After doing a DCF valuation of the Hyundai-Beijing Motor project, we get a positive NPV of $152,633,450 for the 8 year project. Although this valuation may not be entirely accurate because factors like inflation, political, social and economic risk are not wholly accounted for, we believe that it is a reasonable and rational valuation and will offer a reference point for the project. In the business world, especially in the emerging markets, anything can happen. What Hyundai must realize when investing so heavily in China, is that if the project fails for some reason, weather it be because of macro or micro factors, it will be a sunk cost. Rarely will you find other companies or countries that are willing to buy a plant that is in distress. Keeping all this in mind, Hyundai must make a decision on their plans for the 2005 expansion. It is our belief that Hyundai should venture into this relatively new emerging market to capture the market and benefit from the first mover advantage. Though the risks involved into this project are great, the benefits that can be reaped outweigh the risk in our opinion.

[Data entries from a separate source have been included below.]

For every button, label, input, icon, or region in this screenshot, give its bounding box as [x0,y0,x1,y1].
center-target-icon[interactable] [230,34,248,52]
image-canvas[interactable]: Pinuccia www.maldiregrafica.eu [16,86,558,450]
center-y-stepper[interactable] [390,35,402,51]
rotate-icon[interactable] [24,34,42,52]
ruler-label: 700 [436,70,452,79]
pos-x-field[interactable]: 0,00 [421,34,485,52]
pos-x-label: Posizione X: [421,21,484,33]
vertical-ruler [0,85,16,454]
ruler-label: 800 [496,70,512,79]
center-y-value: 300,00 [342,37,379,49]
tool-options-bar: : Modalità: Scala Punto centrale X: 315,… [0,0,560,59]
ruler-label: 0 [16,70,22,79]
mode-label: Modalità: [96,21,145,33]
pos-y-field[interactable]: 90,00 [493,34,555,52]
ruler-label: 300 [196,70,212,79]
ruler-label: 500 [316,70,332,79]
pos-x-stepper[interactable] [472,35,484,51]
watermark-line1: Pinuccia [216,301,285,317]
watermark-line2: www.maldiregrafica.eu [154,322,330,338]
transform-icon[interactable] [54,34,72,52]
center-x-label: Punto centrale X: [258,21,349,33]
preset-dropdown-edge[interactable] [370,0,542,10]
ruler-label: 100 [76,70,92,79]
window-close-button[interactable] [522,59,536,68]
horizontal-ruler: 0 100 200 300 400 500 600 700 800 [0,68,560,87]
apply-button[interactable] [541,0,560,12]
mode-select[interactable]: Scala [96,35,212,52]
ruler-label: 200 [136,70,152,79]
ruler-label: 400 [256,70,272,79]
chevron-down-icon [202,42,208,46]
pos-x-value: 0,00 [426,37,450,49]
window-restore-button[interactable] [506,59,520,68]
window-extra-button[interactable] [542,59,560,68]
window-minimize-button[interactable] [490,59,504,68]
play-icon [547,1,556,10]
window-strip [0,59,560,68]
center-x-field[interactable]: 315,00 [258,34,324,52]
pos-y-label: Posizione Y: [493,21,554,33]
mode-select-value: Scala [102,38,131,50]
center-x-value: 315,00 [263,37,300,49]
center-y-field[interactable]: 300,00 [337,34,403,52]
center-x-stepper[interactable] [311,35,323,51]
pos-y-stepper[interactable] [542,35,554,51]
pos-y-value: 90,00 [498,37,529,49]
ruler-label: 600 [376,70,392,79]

Ultimately, Hyundai will have to form synergies with Beijing Motor and the Chinese government on all levels of business and production. Management must make a deliberate effort to adapt to this environment for the two companies to be successful. However, Hyundai has already invested in four other plants in China and will have invaluable knowledge obtained through those investments to benefit their biggest investment in this venture with Beijing Motor. Consequently, Hyundai’s attraction for investor’s in the US and abroad will increase substantially. In our previous valuation of Hyundai Motor Corp, we determined that the company was undervalued. Their operations in China and other emerging markets will only increase their firm value, contributing to the stability and attractiveness of the firm for investors.